More about being a singer
March 17, 2011 § 18 Comments
I just wanted to do an update in what I suspect will become a series of sorts. Talking about the difficulties of being trans and being a singer.
I don’t know what it is at the moment but I feel like I’m being torn apart. By the transsexual nature of my bodily awareness, and the glory of being a musician. Maybe it’s worse at the moment because so many of my friends are in the early stages of taking T. I suspect it has more to do with allowing myself, finally, to grieve the path I can’t take – that of transitioning fully, and finally having the right kind of body. The body that would allow me to express my non-binary gender to the fullest – because, despite what some idiots believe, it’s totally possible to be both transsexual and genderqueer/androgynous. Because I would rock the whole facial hair/lipstick look.
Also, perhaps, the question. People who love classical music know better than to ask. But I’ve had a lot of this, recently: “surely you could take T and just have a lower voice?”
It’s not that it can’t happen. Trans guys can keep a singing voice, though, depending on age and level of vocal expertise before hormones, there seems to be an astonishing level of risk. Too many men lose their ability to vocalise altogether. I haven’t heard of a single incident of a classical singer going through this process, and I have yet to read of a trans guy keeping a vocal range and quality after T that would leave him capable of singing in the classical style as a professional.
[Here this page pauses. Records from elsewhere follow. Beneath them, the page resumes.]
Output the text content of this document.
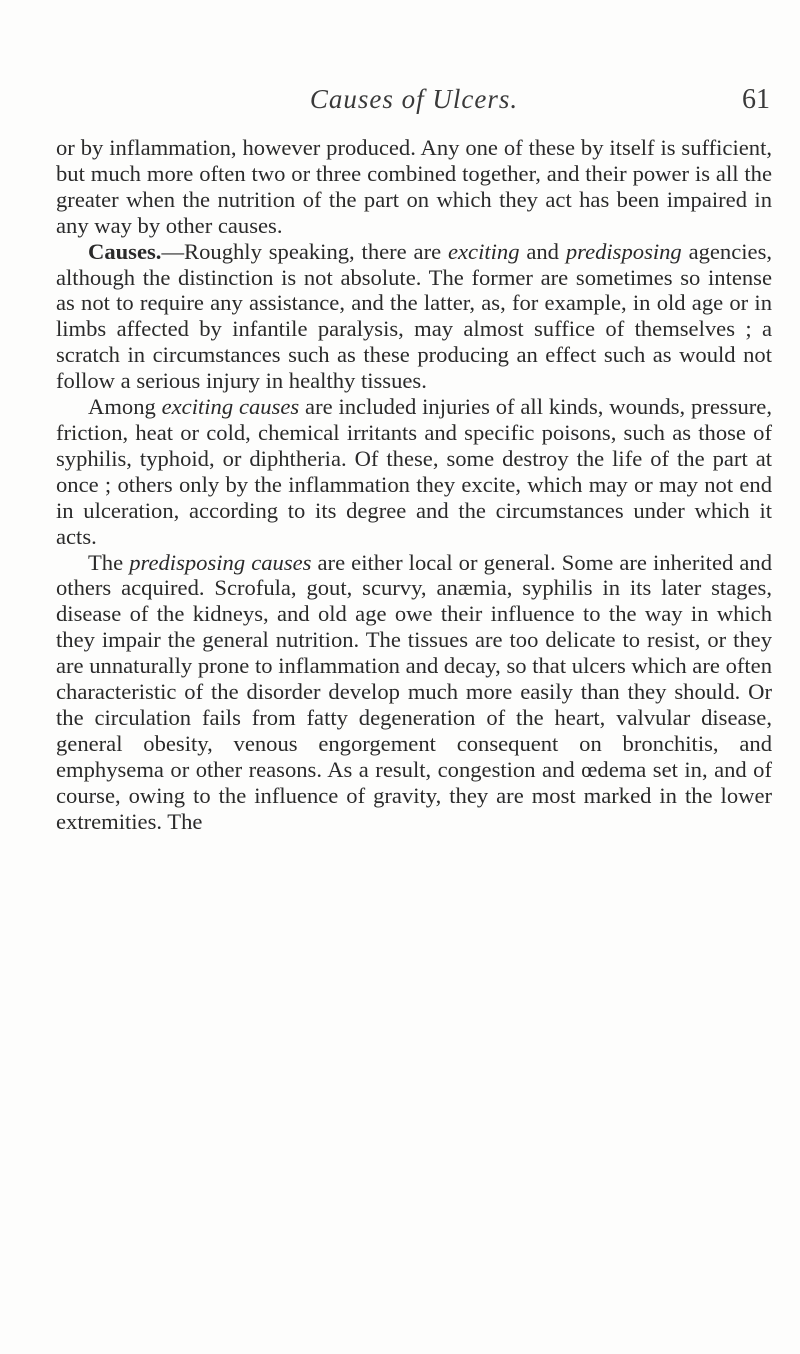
Causes of Ulcers.	61

or by inflammation, however produced. Any one of these by itself is sufficient, but much more often two or three combined together, and their power is all the greater when the nutrition of the part on which they act has been impaired in any way by other causes.

Causes.—Roughly speaking, there are exciting and predisposing agencies, although the distinction is not absolute. The former are sometimes so intense as not to require any assistance, and the latter, as, for example, in old age or in limbs affected by infantile paralysis, may almost suffice of themselves ; a scratch in circumstances such as these producing an effect such as would not follow a serious injury in healthy tissues.

Among exciting causes are included injuries of all kinds, wounds, pressure, friction, heat or cold, chemical irritants and specific poisons, such as those of syphilis, typhoid, or diphtheria. Of these, some destroy the life of the part at once ; others only by the inflammation they excite, which may or may not end in ulceration, according to its degree and the circumstances under which it acts.

The predisposing causes are either local or general. Some are inherited and others acquired. Scrofula, gout, scurvy, anæmia, syphilis in its later stages, disease of the kidneys, and old age owe their influence to the way in which they impair the general nutrition. The tissues are too delicate to resist, or they are unnaturally prone to inflammation and decay, so that ulcers which are often characteristic of the disorder develop much more easily than they should. Or the circulation fails from fatty degeneration of the heart, valvular disease, general obesity, venous engorgement consequent on bronchitis, and emphysema or other reasons. As a result, congestion and œdema set in, and of course, owing to the influence of gravity, they are most marked in the lower extremities. The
I wish people who ask that question would think: “If it were that simple, wouldn’t they have done it already?” Because it’s not that simple. I started vocal training at 13, and serious serious serious vocal training at 24. I can’t smoke, drink too much (or at all before gigs – sometimes for weeks in advance), eat the wrong foods, sleep too little, talk too loudly. Every part of your body becomes a beautiful and lovingly cared for machine – changing the way you exercise, hold yourself, move yourself through the world. You end up knowing far more than you ever wanted to know about mucus. Hormonal fluctuation, at the smallest level, has a tremendous impact. And with a three octave range that takes up 3 hours a day in rehearsal and practice (more at peak times) – you can’t afford the tiniest change to throw you off balance. A cold is a catastrophe. To take the time out to have your voice break, knowing that it would never have the same range, beauty or security? Unthinkable. And then, if it had survived to a level where it could still be at a viable professional level? I wouldn’t have the right range to sing the right music anymore. Because this is the deal with early music: a mezzo is where you want to be to play the hero, the poet, the king, the god. Drop down to tenor and your repertoire dries up.
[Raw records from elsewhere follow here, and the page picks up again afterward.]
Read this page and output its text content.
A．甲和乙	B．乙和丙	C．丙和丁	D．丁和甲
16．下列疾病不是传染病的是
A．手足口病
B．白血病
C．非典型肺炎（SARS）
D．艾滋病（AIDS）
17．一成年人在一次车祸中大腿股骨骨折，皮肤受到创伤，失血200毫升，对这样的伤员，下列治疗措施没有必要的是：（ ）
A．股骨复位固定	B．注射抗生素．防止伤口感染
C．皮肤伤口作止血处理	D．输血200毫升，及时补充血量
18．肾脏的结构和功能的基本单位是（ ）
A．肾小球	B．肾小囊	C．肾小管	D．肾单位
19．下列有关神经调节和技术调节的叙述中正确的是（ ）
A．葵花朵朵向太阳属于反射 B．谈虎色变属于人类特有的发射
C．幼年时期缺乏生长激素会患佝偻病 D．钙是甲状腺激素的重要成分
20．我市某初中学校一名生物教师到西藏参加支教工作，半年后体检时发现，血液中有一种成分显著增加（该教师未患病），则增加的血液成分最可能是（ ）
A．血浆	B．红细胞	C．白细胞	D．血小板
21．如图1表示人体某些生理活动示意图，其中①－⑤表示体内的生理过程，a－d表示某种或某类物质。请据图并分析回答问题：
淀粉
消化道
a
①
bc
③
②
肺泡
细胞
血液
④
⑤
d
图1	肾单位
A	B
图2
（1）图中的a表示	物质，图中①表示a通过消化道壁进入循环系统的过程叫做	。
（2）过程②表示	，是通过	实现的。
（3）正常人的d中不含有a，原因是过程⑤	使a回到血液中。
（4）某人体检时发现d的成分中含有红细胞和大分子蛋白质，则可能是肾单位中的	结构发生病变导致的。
Imagine the best sex of your life. The best you’ve ever had – where you and your partner have reached a level of understanding so beyond language that language itself seems like a broken, misshapen, abortive mistake. Where your senses are stretched out so far, and for so long that you’re in agony, and it’s the sweetest thing you’ve ever felt. Where you step outside of time, and outside of your body, and everything is sure, and beautiful, and you can’t help but cry. That is what singing feels like. Consistently. All of the jouissance, none of the heartbreak. When that happens, my dysphoria disappears.
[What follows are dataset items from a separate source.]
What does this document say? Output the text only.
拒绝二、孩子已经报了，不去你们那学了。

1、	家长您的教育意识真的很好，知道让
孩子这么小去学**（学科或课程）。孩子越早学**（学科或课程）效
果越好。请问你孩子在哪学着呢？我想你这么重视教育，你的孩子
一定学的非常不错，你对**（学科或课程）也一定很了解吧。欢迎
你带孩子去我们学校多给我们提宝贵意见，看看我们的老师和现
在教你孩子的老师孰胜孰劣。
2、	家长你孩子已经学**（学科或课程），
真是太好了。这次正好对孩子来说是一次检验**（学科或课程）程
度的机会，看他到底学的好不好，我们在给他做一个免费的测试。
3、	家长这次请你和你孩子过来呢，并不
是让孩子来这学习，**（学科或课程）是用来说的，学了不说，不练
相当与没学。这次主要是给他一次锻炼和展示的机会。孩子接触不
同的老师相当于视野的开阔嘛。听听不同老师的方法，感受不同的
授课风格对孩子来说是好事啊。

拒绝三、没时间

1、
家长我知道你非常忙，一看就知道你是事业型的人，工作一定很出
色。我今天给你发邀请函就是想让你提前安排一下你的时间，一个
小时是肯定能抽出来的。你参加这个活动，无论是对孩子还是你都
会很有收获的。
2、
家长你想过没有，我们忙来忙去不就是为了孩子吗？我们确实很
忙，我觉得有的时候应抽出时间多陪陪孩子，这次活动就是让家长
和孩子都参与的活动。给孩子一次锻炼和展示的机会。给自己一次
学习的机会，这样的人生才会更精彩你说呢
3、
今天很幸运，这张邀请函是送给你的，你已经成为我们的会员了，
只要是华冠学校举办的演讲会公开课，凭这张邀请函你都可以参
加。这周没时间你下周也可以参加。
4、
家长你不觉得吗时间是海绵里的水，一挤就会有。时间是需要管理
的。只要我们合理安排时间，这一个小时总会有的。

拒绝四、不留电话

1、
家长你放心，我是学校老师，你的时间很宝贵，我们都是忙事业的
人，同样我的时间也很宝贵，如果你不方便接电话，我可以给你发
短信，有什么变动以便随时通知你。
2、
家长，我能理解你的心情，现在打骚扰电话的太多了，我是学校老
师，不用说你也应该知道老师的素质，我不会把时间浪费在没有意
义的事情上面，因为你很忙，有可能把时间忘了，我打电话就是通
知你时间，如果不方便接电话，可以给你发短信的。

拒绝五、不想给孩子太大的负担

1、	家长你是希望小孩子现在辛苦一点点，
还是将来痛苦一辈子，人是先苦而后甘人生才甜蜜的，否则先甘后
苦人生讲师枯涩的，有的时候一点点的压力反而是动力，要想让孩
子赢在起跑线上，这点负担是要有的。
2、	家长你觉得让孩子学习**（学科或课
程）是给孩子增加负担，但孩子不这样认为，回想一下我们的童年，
And then, when the music stops, it rushes back.
I don’t even know what I’m trying to achieve, by writing this. Except, maybe, it will serve as an example to those who think that being trans is the foremost concern in trans people’s lives. Who think we don’t make hard choices. That we don’t serve different and opposing masters. And to share with anyone else who may have made a similar trade-off.
Please don’t ask me again why I can’t take T.